Two artifacts let you reconstruct what the system did:

1. **`.claude/audit.log`** — every tool call (PostToolUse hook). Useful for "what files did the
   agent touch / what bash did it run?"
2. **`.somi/plans/<slug>/`** — the full per-work-item artifact set: context, spec, decisions (with
   superseded history), phases, progress, diary, reviews. Useful for "what did we decide, what
   changed, why, and what did review find?"
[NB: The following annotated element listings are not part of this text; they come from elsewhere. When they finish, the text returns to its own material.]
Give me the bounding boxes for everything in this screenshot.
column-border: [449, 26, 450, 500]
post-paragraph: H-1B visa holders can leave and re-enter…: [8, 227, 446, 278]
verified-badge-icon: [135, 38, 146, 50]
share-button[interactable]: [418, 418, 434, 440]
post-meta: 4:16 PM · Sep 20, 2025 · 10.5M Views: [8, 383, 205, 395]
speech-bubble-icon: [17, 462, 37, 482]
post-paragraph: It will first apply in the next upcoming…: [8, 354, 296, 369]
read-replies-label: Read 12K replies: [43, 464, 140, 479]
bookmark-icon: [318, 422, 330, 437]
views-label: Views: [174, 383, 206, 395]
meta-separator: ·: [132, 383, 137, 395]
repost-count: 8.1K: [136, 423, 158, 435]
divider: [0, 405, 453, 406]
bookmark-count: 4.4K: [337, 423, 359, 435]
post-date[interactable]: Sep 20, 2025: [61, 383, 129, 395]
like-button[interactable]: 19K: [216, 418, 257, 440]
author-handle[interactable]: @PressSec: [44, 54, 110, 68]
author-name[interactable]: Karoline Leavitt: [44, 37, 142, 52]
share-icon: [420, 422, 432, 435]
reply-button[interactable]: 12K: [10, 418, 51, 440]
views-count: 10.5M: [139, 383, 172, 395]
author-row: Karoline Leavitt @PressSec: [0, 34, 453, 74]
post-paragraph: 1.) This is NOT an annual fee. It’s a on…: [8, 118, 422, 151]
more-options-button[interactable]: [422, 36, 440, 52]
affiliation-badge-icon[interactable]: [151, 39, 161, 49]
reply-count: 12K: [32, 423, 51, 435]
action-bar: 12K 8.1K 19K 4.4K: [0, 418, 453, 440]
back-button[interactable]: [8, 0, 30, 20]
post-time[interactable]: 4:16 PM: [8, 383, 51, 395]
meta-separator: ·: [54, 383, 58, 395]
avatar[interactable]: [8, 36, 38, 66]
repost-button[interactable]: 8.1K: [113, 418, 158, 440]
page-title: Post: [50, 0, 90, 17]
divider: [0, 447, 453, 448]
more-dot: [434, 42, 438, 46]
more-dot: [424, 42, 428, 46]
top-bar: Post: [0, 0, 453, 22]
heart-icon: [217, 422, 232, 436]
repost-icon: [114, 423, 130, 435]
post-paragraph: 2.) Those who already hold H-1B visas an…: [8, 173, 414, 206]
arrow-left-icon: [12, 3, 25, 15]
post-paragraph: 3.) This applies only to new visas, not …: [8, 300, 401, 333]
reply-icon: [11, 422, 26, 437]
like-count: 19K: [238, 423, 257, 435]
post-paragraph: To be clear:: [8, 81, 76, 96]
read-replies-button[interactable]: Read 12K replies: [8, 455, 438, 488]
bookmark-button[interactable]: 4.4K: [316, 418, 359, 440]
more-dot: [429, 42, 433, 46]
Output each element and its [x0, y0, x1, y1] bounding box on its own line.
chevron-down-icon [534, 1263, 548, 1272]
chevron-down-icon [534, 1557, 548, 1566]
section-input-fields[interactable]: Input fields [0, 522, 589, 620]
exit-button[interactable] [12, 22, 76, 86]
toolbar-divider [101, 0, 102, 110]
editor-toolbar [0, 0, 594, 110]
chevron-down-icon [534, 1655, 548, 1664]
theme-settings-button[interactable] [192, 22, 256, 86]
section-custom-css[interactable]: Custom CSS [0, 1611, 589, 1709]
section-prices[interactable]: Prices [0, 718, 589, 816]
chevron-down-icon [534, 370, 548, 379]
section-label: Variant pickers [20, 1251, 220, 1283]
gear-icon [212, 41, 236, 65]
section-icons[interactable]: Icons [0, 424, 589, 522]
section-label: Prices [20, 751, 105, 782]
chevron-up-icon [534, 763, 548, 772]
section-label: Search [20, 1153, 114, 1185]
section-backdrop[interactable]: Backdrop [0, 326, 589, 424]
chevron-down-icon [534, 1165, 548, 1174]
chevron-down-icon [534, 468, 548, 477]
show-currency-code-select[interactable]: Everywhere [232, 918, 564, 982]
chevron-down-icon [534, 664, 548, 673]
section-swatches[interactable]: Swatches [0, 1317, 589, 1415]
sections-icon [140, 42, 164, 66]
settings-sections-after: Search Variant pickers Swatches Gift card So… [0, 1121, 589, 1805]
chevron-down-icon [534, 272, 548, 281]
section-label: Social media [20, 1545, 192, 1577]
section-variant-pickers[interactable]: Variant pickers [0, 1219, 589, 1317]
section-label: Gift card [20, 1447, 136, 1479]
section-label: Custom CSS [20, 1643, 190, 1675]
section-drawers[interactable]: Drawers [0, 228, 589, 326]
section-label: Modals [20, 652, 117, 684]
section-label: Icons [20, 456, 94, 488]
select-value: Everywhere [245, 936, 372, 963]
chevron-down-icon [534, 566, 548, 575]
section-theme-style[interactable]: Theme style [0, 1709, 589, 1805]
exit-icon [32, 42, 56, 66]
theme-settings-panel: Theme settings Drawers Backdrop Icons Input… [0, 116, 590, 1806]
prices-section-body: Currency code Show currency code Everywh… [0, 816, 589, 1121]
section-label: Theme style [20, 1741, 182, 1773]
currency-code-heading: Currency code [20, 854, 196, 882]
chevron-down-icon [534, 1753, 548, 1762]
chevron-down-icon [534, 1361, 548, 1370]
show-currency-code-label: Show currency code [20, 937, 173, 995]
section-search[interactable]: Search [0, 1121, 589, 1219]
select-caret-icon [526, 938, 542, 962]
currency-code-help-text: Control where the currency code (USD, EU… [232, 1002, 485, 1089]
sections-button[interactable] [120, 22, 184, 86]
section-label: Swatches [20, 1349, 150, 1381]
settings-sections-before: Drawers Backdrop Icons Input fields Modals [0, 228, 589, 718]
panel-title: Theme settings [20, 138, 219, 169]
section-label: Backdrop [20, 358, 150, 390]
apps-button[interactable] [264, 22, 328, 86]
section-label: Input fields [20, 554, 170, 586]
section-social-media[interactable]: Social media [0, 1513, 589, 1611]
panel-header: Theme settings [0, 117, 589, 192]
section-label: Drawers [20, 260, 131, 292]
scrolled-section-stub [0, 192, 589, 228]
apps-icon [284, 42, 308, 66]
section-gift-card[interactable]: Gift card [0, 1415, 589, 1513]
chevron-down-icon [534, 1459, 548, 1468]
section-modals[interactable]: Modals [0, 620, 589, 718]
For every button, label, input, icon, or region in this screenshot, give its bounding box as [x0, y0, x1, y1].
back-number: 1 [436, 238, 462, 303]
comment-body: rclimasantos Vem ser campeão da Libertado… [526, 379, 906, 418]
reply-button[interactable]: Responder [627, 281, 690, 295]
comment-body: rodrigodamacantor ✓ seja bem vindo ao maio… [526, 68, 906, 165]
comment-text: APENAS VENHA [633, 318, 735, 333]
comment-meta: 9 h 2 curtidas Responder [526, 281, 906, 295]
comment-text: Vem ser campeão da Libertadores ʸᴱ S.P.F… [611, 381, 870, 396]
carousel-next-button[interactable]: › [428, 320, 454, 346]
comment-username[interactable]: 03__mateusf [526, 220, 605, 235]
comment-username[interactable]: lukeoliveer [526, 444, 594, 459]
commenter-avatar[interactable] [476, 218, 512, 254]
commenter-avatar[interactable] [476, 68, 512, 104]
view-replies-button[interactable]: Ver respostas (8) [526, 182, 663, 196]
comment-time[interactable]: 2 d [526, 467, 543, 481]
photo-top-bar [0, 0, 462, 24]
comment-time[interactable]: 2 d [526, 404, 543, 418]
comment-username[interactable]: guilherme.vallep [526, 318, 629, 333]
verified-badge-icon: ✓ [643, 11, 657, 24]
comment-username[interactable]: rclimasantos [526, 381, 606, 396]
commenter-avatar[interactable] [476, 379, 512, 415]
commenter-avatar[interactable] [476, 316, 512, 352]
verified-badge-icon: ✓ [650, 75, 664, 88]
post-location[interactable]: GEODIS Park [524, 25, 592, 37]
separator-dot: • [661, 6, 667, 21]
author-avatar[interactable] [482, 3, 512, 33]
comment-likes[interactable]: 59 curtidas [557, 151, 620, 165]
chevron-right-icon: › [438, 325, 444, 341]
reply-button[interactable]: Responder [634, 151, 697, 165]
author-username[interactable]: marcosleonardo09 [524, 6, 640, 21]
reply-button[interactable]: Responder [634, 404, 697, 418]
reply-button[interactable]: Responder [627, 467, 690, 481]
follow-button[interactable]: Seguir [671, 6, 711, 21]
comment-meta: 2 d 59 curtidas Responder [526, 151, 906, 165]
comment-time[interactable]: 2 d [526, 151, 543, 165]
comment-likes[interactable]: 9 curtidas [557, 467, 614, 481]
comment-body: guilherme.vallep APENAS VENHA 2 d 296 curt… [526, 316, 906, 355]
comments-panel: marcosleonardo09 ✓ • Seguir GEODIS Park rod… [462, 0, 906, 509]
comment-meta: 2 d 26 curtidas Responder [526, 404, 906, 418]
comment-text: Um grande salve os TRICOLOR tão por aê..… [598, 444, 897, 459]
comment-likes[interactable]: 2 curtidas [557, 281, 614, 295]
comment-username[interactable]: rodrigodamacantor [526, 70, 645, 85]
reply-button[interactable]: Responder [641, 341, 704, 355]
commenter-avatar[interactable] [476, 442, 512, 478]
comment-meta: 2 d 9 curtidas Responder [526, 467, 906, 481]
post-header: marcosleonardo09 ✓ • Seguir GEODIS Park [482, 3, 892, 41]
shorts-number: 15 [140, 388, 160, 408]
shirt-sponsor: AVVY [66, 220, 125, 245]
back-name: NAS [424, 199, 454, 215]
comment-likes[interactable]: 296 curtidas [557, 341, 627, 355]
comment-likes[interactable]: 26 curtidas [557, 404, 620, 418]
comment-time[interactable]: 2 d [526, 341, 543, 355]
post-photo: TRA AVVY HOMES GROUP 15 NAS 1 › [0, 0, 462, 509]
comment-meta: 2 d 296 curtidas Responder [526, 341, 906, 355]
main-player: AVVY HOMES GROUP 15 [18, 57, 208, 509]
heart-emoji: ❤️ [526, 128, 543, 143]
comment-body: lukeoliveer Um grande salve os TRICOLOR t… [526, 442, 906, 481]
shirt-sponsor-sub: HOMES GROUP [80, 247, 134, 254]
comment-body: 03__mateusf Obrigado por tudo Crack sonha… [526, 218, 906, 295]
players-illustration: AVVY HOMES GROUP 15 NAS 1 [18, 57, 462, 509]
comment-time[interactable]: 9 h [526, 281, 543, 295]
Together, they're enough to retrace any session — not just what files changed, but *why* the plan
took the shape it did and how it evolved. Commit `.somi/` alongside the feature branch; it's the
durable record of the work.

## What SoMi deliberately doesn't do

- **It doesn't replace humans in the loop.** Every workflow stops at decision points.
- **It doesn't ship with project-specific knowledge.** That belongs in `99-overrides.md` or in a
  project-local plugin.
- **It doesn't try to be a CI system.** Validation scripts catch repo-level issues; CI is your job.
- **It doesn't lock you in.** `/plugin uninstall somi` removes the plugin; your artifacts under `.somi/` and `audit.log` persist — they're plain markdown files, readable without the plugin.
- **It doesn't auto-archive.** Work items stay in `.somi/` indefinitely. Only humans delete from `.somi/`. Status lives in `progress.md`, not in directory location.